Clicking into Science
"Who has read Jeff Jarvis's new book?" This is the kind of question that opens the discussion in many seminars. But this approach doesn't really work at a well-attended lecture. To make contact with his audience and get their full attention the lecturer has to resort to different means. For example Audience Response Systems (ARS): small, practical devices with which TV audiences are already well acquainted – thanks to Günther Jauch's quiz show "Wer wird Millionär?"
"Clickers" are remote control devices. They have barely been used at universities so far, but now Prof. Dr. Axel Hahn, a business engineering expert, has introduced them at the University of Oldenburg. The advantages: the students can answer questions anonymously with the clicker. The technology then processes and presents the "survey results" as a diagram so that the lecturer can use them instantly. But the devices have other applications beyond the question-answer game. Students can also use them for instance to have their say on whether a certain subject matter should be explained with another example, or whether the pace of the lecture is too fast or too slow.

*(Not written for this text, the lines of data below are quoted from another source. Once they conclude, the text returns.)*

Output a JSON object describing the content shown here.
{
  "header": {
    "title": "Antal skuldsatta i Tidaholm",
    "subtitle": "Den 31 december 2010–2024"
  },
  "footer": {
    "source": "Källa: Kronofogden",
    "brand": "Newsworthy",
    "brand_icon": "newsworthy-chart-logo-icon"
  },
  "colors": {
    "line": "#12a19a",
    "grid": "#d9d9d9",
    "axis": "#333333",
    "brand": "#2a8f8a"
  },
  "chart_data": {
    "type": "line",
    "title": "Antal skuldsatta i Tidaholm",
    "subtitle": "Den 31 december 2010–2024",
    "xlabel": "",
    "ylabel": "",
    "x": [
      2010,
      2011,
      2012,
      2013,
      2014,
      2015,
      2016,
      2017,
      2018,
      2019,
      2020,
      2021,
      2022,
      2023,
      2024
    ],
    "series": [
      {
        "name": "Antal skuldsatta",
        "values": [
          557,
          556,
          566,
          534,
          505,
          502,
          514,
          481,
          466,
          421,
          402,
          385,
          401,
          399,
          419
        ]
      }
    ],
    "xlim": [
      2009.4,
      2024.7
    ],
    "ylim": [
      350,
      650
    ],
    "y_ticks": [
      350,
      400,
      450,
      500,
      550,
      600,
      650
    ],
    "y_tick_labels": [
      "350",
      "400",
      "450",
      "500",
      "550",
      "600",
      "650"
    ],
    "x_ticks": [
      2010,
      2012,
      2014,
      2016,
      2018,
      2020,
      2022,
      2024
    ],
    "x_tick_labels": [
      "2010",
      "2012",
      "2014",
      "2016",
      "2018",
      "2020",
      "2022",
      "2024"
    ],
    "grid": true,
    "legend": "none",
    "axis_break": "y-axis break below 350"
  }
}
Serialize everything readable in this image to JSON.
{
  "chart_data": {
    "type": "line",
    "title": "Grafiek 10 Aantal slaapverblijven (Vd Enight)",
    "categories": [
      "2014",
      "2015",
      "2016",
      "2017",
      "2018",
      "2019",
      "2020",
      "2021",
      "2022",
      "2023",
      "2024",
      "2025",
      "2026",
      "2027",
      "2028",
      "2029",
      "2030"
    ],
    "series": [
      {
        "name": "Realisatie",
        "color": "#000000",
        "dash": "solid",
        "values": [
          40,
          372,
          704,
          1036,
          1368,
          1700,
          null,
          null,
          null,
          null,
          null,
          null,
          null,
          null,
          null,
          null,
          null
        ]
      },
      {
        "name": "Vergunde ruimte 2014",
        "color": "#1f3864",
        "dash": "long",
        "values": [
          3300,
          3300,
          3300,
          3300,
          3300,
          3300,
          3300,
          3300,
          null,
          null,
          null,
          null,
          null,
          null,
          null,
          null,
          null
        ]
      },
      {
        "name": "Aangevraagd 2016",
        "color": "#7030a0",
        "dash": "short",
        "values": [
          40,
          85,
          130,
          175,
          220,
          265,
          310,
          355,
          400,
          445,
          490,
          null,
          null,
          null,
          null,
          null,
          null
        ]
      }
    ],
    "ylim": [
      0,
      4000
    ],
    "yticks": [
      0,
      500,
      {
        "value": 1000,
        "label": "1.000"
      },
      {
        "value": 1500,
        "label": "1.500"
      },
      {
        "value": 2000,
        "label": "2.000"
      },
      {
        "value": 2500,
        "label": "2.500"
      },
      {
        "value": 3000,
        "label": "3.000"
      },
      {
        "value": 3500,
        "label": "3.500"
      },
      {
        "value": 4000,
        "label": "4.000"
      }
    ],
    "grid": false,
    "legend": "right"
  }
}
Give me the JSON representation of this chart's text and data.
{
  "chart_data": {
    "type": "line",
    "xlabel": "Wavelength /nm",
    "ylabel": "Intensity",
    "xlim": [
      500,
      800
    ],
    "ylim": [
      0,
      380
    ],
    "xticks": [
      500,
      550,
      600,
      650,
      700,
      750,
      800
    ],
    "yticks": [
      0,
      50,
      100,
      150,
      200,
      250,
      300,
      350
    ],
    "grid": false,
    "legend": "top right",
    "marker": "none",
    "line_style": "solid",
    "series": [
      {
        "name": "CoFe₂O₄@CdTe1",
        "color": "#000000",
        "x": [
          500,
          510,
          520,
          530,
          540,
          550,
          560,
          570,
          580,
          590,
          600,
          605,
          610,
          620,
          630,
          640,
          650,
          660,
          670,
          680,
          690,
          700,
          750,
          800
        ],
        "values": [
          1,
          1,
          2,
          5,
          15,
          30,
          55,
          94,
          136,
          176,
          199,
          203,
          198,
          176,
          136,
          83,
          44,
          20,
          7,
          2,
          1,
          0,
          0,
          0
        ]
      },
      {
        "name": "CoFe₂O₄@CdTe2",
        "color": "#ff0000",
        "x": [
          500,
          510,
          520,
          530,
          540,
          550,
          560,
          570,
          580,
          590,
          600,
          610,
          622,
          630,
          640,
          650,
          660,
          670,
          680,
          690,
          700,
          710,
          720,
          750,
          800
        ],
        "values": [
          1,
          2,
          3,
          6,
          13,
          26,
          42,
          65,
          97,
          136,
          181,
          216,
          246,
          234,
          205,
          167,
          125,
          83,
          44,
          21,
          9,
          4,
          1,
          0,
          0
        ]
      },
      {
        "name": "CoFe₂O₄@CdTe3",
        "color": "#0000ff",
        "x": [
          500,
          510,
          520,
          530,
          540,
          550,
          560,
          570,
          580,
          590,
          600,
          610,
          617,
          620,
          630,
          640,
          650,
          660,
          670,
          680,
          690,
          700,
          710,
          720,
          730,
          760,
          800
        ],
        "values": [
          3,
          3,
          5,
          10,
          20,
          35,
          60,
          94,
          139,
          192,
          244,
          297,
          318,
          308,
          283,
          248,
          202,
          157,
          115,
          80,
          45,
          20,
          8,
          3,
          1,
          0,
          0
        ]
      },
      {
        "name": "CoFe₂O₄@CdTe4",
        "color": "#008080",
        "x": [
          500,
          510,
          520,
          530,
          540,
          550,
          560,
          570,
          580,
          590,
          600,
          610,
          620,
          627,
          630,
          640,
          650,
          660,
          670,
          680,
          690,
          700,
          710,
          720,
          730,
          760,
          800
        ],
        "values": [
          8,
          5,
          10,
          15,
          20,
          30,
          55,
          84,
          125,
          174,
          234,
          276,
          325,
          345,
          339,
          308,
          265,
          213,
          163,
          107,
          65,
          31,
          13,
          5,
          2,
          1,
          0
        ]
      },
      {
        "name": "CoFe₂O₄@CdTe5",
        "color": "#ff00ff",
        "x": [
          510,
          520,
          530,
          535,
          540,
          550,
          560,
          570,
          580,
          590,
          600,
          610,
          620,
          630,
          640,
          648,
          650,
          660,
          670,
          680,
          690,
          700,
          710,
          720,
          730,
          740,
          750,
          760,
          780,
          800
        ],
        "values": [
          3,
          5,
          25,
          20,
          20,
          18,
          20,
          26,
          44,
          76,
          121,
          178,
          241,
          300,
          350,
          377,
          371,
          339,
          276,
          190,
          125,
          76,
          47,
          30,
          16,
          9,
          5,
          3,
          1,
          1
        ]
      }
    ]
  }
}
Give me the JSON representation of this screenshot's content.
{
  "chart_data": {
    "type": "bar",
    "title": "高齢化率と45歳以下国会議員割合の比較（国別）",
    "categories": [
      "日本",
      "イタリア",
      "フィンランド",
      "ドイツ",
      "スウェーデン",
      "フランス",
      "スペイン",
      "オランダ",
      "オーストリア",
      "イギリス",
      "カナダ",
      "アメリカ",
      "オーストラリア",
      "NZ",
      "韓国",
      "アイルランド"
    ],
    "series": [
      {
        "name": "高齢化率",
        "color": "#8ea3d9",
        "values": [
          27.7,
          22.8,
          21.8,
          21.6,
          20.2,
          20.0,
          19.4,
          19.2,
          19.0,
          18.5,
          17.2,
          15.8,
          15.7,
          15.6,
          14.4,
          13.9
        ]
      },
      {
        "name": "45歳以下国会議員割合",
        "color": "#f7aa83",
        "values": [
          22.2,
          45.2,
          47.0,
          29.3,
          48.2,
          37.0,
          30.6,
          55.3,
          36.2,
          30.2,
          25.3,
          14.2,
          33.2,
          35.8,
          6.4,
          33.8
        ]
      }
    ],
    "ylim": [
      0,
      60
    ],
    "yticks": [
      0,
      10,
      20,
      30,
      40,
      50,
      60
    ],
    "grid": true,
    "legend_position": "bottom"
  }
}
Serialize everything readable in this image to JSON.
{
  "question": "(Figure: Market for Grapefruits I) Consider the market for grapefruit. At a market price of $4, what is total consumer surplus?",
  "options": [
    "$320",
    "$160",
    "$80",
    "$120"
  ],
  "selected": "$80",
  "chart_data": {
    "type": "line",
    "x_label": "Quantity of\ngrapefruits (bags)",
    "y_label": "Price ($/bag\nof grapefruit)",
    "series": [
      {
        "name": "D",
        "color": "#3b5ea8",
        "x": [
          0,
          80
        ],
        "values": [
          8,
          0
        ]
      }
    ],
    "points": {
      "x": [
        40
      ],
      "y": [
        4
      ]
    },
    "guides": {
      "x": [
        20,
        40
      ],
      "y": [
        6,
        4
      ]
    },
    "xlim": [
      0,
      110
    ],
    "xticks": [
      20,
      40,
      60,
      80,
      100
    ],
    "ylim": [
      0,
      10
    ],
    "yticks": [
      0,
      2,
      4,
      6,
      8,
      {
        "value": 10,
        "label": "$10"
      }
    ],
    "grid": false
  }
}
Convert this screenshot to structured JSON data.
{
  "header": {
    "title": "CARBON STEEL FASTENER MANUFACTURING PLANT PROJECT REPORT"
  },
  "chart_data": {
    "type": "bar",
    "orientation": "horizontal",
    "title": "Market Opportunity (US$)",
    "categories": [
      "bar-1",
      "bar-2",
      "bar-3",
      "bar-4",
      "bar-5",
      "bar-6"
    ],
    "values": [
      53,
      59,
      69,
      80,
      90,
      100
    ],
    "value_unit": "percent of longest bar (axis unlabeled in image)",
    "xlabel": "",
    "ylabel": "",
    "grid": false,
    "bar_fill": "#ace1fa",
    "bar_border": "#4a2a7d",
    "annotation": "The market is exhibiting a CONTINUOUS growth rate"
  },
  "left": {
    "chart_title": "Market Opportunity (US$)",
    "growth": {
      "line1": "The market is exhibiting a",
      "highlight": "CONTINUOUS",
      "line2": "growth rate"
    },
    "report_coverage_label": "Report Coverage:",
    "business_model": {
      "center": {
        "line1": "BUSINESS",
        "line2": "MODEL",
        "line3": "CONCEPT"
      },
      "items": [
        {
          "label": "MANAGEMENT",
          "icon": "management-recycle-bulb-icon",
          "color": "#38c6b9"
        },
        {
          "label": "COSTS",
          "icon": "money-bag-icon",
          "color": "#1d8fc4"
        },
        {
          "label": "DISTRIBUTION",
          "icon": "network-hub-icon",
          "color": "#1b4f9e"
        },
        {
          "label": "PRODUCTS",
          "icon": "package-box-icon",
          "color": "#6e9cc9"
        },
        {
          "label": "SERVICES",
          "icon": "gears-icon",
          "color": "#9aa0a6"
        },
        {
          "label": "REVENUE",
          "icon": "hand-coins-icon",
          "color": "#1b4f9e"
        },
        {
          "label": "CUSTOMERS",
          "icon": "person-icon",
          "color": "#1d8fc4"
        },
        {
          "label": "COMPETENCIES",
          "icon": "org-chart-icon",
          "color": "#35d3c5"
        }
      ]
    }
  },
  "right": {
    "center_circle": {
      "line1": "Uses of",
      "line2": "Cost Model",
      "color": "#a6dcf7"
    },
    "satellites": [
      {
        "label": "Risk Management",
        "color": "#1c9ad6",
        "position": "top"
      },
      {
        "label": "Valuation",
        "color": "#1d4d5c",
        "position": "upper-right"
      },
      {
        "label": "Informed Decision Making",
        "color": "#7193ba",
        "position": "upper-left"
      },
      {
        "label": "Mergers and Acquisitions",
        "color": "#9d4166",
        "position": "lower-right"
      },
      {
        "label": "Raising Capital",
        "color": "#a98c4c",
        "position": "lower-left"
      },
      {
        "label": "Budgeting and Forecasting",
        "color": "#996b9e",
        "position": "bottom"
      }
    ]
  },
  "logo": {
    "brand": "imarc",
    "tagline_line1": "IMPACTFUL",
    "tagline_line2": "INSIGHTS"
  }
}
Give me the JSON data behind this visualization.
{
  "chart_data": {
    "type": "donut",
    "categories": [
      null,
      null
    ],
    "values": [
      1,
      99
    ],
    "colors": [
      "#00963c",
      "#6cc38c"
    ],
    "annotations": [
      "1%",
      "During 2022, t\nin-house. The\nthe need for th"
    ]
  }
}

"Whereas in the past eLearning created a distance between lecturers and students, the clickers are a good example of how communication can be improved in classic lectures," notes Prof. Dr. Gunilla Budde, Vice President for Instruction.
"Using the clickers, a lecture can be better adapted to students' needs. And any lecturer can use the device," Hahn is also convinced. He has introduced the devices into the Lower Saxony Network for E-Assessment and E-Exams (Niedersächsisches Netzwerk für E-Assessments & E-Prüfungen - N2E2), a project financed by the state of Lower Saxony and the University of Oldenburg, partially with tuition fees. "The team working on the project was surprised by the intense interest it generated among lecturers. The first experiences with the devices were so positive that the various faculties are now purchasing new devices. The ones already available are in constant use." New areas of application have already been envisaged within the N2E2 project, according to Hahn. "The ideas range from educational games to electronic exams."